How long will the treatment last?

The sclerotherapy procedure takes about 30-45 min.

What are the side effects of sclerotherapy?

Side effects of sclerotherapy may include:

  • Larger injected veins may become lumpy or hard for several months before resolving.
  • Raised, red areas may appear at the injection sites and should disappear within a few days.
  • Brown lines or spots on the skin may be noted at the site of injection, possibly caused by a form of iron that escapes from the blood in the injected veins.  They disappear within 3-6 months, but can be permanent about 5% of the time.
  • Bruising may occur around the injection site and can last several days or weeks.
  • Temporary tiny blood vessels may develop at the treated area.
  • Allergic reactions to the sclerosing agent may occur at the time of injecting and are rarely serious.  Symptoms include itching and swelling.
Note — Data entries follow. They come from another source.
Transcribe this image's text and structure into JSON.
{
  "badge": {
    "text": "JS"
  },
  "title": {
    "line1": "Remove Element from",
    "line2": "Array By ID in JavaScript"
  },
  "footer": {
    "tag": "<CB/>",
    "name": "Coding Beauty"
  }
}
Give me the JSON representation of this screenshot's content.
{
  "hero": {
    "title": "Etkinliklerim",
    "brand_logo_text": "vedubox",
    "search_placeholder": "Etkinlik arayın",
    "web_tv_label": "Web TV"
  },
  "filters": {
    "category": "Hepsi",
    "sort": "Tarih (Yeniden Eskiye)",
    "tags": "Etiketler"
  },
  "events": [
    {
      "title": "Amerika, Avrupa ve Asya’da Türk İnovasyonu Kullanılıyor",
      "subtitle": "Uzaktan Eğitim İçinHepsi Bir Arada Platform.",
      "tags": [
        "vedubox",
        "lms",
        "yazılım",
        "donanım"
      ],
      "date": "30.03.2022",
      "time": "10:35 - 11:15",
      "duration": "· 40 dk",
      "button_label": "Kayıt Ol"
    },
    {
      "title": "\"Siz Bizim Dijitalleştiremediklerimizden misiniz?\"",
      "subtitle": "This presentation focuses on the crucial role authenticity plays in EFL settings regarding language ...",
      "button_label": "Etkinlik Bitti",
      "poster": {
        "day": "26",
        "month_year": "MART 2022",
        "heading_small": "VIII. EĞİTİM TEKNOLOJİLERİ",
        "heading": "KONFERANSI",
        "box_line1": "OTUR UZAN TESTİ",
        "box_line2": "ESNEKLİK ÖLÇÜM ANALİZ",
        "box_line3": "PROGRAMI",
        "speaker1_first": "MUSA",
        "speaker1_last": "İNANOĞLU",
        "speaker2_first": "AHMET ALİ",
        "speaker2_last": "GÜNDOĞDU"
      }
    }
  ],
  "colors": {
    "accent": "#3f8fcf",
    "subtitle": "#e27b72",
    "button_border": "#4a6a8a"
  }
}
What happens after the treatment?

After the treatment you will be able to drive yourself home. You may resume your regular activities and are encouraged to walk. You will be instructed to wear support hosiery or compression wraps to compress the treated vessels for one week.

For 48 hours after the procedure, please follow these guidelines:

  • Avoid anti inflammatory
  • Do not take hot baths or sit in the whirlpoos or sauna.  You may take showers, cut the water should be cooler than usual.
  • Wash the injection sites with mild soap and lukewarm water.
  • Do not apply hot compresses or any form of heat to the injected areas.
  • Avoid direct exposure to sunlight (including sun tanning and tanning beds).

Why Sclerotherapy?

80 million Americans have some kind of venous disorder and out of these 80% are cosmetic. Although most Americans do not have a major circulatory discorder, visible veins give the impression of aging and of poor health. Movost people wnat treatment but are not aware of the safety, effectivenes, and lack of discomfort of new modern vein treament options. The major reason for unwanted weins is herediety, most of these are inherited.